In the 1991 book Generations, William Strauss and Neil Howe call this generation the "13th Generation" and define the birth years as 1961 to 1981 (the lowest birth rate year for this generation was 1970).
According to the authors, Generation X is "the 13th generation" to be familiar with the flag of the United States (counting back to the peers of Benjamin Franklin).[3] The label was also chosen because they consider it a "Reactive" or "Nomad" generation, composed of those who were children during a spiritual awakening.
Older generations generally have negative perceptions of Reactive generations—whose members tend to be pragmatic and perceptive, savvy but amoral, more focused on money than on art[14] -- and the use of 13 is also intended to associate this perception with the negative connotations of that number.
The authors highlight this negative perception by noting the popularity of "devil-child" movies, wherein children are portrayed as malevolent protagonists (e.g. Rosemary's Baby[15]), released soon after the generation's first members were born.[16]

From Wikipedia:
Individuals considered to be within Generation X were born, and grew up during the later years of, and in the decade following the Vietnam War. They are most often linked to the presidencies of Ronald Reagan and George H. W. Bush.[17] Coming of age after the Vietnam War had ended, their political experiences and cultural perspective were shaped by the end of the cold war and the fall of the Berlin wall. Growing up in an historical span of relative geopolitical peace for the US, this generation saw the inception of the home computer, the rise of videogames, and the Internet as a tool for social and commercial purposes. Other attributes identified with this demographic are Dot-com businesses, early MTV, Desert Storm, 80's Rock, such as Van Halen and Bon Jovi, Grunge and Hip hop culture and punk rock bands such as The Ramones.

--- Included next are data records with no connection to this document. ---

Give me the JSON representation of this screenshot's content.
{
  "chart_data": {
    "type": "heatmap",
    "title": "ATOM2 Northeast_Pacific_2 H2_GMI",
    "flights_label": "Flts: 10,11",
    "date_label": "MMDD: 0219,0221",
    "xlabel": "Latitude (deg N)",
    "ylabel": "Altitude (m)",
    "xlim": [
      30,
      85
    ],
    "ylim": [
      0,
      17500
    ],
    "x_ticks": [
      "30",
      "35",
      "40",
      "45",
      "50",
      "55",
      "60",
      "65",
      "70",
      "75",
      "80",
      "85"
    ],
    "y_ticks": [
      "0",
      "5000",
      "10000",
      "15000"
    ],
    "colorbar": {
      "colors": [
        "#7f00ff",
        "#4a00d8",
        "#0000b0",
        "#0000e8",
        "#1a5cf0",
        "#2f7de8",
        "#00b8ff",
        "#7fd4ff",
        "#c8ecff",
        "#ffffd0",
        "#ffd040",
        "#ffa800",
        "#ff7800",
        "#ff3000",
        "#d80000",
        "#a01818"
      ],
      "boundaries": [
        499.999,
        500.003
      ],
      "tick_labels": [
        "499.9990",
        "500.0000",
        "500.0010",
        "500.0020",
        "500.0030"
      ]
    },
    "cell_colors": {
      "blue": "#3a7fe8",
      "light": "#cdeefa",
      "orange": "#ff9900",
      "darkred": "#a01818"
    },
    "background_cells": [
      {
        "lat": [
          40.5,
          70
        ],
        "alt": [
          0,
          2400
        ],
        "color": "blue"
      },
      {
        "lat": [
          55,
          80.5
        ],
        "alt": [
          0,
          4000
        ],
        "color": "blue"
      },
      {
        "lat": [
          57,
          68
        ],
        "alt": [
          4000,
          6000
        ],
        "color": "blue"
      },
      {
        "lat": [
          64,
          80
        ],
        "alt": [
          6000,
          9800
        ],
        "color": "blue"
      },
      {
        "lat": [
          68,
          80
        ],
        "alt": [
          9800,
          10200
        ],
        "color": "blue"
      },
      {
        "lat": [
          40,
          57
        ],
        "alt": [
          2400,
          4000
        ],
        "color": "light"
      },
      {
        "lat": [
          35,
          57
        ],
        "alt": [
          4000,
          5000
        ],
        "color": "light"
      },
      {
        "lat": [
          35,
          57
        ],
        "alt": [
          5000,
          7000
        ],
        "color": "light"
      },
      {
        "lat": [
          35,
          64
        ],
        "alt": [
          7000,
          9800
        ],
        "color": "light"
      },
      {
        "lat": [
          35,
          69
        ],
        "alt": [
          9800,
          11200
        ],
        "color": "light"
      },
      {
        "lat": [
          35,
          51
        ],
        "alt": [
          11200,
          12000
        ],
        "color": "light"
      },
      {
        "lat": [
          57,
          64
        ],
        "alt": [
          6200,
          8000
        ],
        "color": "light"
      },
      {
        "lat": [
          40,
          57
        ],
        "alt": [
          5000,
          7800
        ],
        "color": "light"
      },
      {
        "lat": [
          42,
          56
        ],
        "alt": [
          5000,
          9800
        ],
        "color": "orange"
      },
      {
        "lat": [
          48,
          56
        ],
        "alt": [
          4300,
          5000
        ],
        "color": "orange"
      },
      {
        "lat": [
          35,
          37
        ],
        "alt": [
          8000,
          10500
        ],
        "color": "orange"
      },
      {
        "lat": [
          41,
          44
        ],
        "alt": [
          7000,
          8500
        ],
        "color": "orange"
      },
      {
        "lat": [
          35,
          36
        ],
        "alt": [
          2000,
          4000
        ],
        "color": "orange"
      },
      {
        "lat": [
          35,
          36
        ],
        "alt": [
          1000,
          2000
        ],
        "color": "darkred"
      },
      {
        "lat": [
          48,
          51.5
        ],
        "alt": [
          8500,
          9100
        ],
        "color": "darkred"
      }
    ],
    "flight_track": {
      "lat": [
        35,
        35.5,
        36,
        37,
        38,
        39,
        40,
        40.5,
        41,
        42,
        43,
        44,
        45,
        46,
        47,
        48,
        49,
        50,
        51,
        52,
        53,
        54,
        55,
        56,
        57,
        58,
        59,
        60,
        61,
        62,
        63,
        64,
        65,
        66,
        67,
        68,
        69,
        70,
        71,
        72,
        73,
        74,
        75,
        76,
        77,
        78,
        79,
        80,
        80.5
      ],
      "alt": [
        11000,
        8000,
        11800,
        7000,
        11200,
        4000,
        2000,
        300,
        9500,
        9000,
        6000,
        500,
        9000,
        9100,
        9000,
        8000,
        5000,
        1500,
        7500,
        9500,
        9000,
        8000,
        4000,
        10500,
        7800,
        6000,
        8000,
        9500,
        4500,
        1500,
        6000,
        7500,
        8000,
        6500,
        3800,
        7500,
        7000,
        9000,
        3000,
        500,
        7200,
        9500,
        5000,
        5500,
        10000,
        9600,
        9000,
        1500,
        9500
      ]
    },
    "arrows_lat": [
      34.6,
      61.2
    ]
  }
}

The US Census Bureau cites Generation X as statistically holding the highest education levels when looking at age group (bloc): US Census Bureau, in their 2009 Statistical Abstract. (Also see Education Statistics Canada, 2001 Census.)
In economics, a study (done by Pew Charitable Trusts, the American Enterprise Institute, the Brookings Institute, the Heritage Foundation and the Urban Institute) challenged the notion that each generation will be better off than the one that preceded it.[18] The study, 'Economic Mobility: Is the American Dream Alive and Well?" focuses on the income of males 30-39 in 2004 (those born April, 1964 – March, 1974) and is based on Census/BLS CPS March supplement data.[19]
The study, which was released on May 25, 2007, emphasized that in real dollars, this generation's men made less (by 12%) than their fathers had at that same age in 1974, thus reversing a historical trend. The study also suggests that per year increases in the portion of father/son family household income generated by fathers/sons have slowed (from an average of 0.9% to 0.3%), barely keeping pace with inflation, though increases in overall father/son family household income are progressively higher each year because more women are entering the workplace, contributing to family household income.[20]